- Associated Press - Thursday, May 29, 2014

BILLINGS, Mont. (AP) - A group of investors that includes former Gov. Brian Schweitzer filed a $10 million compensation claim in federal court Thursday against a Washington state mining company.

Schweitzer’s group said in its court filing that Mines Management, Inc. would face up to $70 million in additional costs if it could not access a huge silver and copper reserve by passing through the group’s mining claim.

Mining claims give companies certain rights to mine, but can be condemned by the courts if they are needed by another mining venture.

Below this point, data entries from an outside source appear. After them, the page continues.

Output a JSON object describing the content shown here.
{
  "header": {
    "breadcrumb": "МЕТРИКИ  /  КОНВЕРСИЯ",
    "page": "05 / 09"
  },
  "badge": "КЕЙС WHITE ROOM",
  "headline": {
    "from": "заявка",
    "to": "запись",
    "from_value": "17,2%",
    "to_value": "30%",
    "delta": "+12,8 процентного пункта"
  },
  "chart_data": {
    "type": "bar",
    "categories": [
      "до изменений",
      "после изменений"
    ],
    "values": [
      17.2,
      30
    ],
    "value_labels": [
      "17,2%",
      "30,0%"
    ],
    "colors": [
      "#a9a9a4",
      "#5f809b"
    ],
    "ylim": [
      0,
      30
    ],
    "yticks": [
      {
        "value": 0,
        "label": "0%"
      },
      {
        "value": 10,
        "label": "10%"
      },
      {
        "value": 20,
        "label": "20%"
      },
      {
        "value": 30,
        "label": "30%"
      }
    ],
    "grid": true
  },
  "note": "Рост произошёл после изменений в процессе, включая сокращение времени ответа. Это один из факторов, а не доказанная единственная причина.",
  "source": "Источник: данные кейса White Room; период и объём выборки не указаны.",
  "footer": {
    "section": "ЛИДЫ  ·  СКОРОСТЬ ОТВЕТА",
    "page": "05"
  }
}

In this case, Mines Management needs the claims to develop its proposed Montanore mine, which the company says holds an estimated 1.7 billion pounds of copper and 230 million ounces of silver.

U.S. District Judge Dana L. Christensen last month issued a preliminary condemnation order in favor of Mines Management. That set off a process to determine how much Optima should be compensated for its losses.

Mines Management Chairman and Chief Executive Officer Glenn Dobbs said fair compensation would be far less than $10 million - and possibly no money at all. He said the company will conduct an appraisal to determine a fair value.

Dobbs has accused Schweitzer of trying to force him into an unfavorable deal by threatening to generate negative publicity for the project and drive down share prices. Schweitzer has denied the accusation and said he’s seeking a resolution to the dispute so mining can proceed.

Schweitzer is a director and investor in Optima Inc., which holds the claims on parcels in the Cabinet Mountains Wilderness near Libby. Mines Management has a 14,000 foot tunnel that passes through the claim that it needs to develop the Montanore mine.

If the two sides cannot reach an agreement in the next 20 days, Christensen would appoint a three-member commission to settle the dispute.